Roberta Medina - Dava para recuperar mais rápido o investimento, só que a perseguição política fez com que a Cidade do Rock fosse destruída. Até hoje, foi a única que foi construída para ser uma estrutura permanente.
Roberto Medina - Para você ter ideia do tamanho da ‘encrenca’, um dos parceiros amigos era a TV Globo. Roberto [ Marinho, fundador da Globo] ligou-me a dizer: ‘Os artistas foram para a frente da Cidade do Rock. Você vai para lá e comanda os artistas e vão fazer uma caminhada ao vivo até ao Palácio, porque não vão permitir isso’
Eu falei: ‘Eu estou doente, não aguento mais. Eu entreguei o meu sonho, está entregue e está todo o mundo feliz. Eu não estou, mas está todo mundo feliz.’ E o Governador destruiu a Cidade do Rock que era um investimento gigantesco. Mas não mudou muito face ao que fizemos do ponto de vista de entrega de produto. Não mudou. Eu tive prejuízo, mas os parceiros todos ganharam. A televisão ganhou muito com aquilo. A Brahma conquistou 11% do mercado nacional,o que é uma barbaridade porque o Brasil é muito grande.
A indústria fonográfica brasileira, não apenas de rock, cresceu 180% com o Rock In Rio, segundo dados deles. E mais ainda, toda a tecnologia embarcada que veio dos Estados Unidos. Como não tínhamos som, luz e palco, fui beber do mercado americano. Hoje a exportamos para eles. O evento do Rock In Rio, tanto de Portugal como do Brasil, é muito melhor do que o melhor evento americano. Porque há uma coisa binária nos Estados Unidos, eles vendem bilhetes para ver um artista. Eu nunca pensei nisso. Não é isso que as pessoas compram.
A “experiência” é a palavra-chave do Rock In Rio desde o início?
Roberto Medina - Totalmente.
Roberta Medina - Já tinha centro comercial, praça de alimentação, etc.
Roberto Medina - Era uma ‘operação de guerra’ disso. Eu não tinha a preocupação da banda, não era minha, era das pessoas. Eu sabia que eu ia mobilizar as pessoas. Nos inquéritos, daquela época e agora, 50% das pessoas dizem que vão pela banda e 50% pelo evento. Não é verdade. Elas vão 100% pelo evento. O Rock In Rio no Brasil está consolidado, ele esgota de qualquer jeito antes de Abril. 400 mil pessoas vão comprar bilhetes sem saber nada sobre o que vai tocar lá.

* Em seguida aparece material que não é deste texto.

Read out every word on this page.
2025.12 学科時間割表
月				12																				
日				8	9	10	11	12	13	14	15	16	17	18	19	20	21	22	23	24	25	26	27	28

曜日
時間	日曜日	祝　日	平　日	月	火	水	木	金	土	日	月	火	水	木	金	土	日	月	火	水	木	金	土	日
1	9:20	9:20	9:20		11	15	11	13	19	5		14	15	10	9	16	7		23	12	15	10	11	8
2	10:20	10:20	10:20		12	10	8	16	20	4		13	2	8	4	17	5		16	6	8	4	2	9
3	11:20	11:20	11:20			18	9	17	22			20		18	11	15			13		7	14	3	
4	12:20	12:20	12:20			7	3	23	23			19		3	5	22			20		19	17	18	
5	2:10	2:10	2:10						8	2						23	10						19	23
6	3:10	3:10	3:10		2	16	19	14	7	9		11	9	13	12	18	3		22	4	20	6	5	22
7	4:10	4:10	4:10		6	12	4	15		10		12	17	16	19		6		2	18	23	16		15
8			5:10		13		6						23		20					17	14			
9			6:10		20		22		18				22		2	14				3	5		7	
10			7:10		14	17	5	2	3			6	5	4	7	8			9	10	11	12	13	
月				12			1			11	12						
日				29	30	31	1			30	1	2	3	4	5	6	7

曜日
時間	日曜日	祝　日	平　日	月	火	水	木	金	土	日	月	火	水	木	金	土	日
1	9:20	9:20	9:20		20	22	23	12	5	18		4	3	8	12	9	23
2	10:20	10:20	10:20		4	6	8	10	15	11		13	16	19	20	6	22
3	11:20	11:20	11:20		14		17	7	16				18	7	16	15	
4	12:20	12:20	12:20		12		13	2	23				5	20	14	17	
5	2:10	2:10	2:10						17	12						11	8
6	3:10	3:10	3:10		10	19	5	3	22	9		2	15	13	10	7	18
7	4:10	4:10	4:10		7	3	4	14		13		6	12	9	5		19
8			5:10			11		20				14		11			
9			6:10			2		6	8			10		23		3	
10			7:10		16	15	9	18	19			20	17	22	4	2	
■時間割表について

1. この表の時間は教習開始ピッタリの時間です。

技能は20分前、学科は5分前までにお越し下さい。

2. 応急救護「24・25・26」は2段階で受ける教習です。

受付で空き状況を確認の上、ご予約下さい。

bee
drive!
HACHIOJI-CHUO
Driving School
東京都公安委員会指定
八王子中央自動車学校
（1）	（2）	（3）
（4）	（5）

Em Portugal também é assim?
Roberta Medina - Portugal é mais desafiador. Há uma parte que faz assim. O mercado português tem alguns desafios, como o poder aquisitivo da população. É muito curioso que quando na última edição no Brasil na altura, em 2001, a realidade financeira do projeto é que 80% precisava de ser pago por patrocínio, pelo mercado publicitário e 20% vinham da venda de ingressos. Quando vimos para Portugal, encontramos um outro modelo, que é 50% do patrocínio e 50% na venda de bilhetes. Isso aumentava o nosso risco, mas era viável pelo poder aquisitivo.
Nos últimos anos, o poder aquisitivo da população vem sendo cada vez mais apertado para manter a qualidade de vida - vocês sabem melhor do que eu - e a oferta cresceu muito, mas não dos festivais. Há muita oferta gratuita de cultura e por isso uma venda de ingresso em Portugal tem um nível de esforço muito maior do temos no Brasil.
Mas o negócio dos festivais não está mal em Portugal.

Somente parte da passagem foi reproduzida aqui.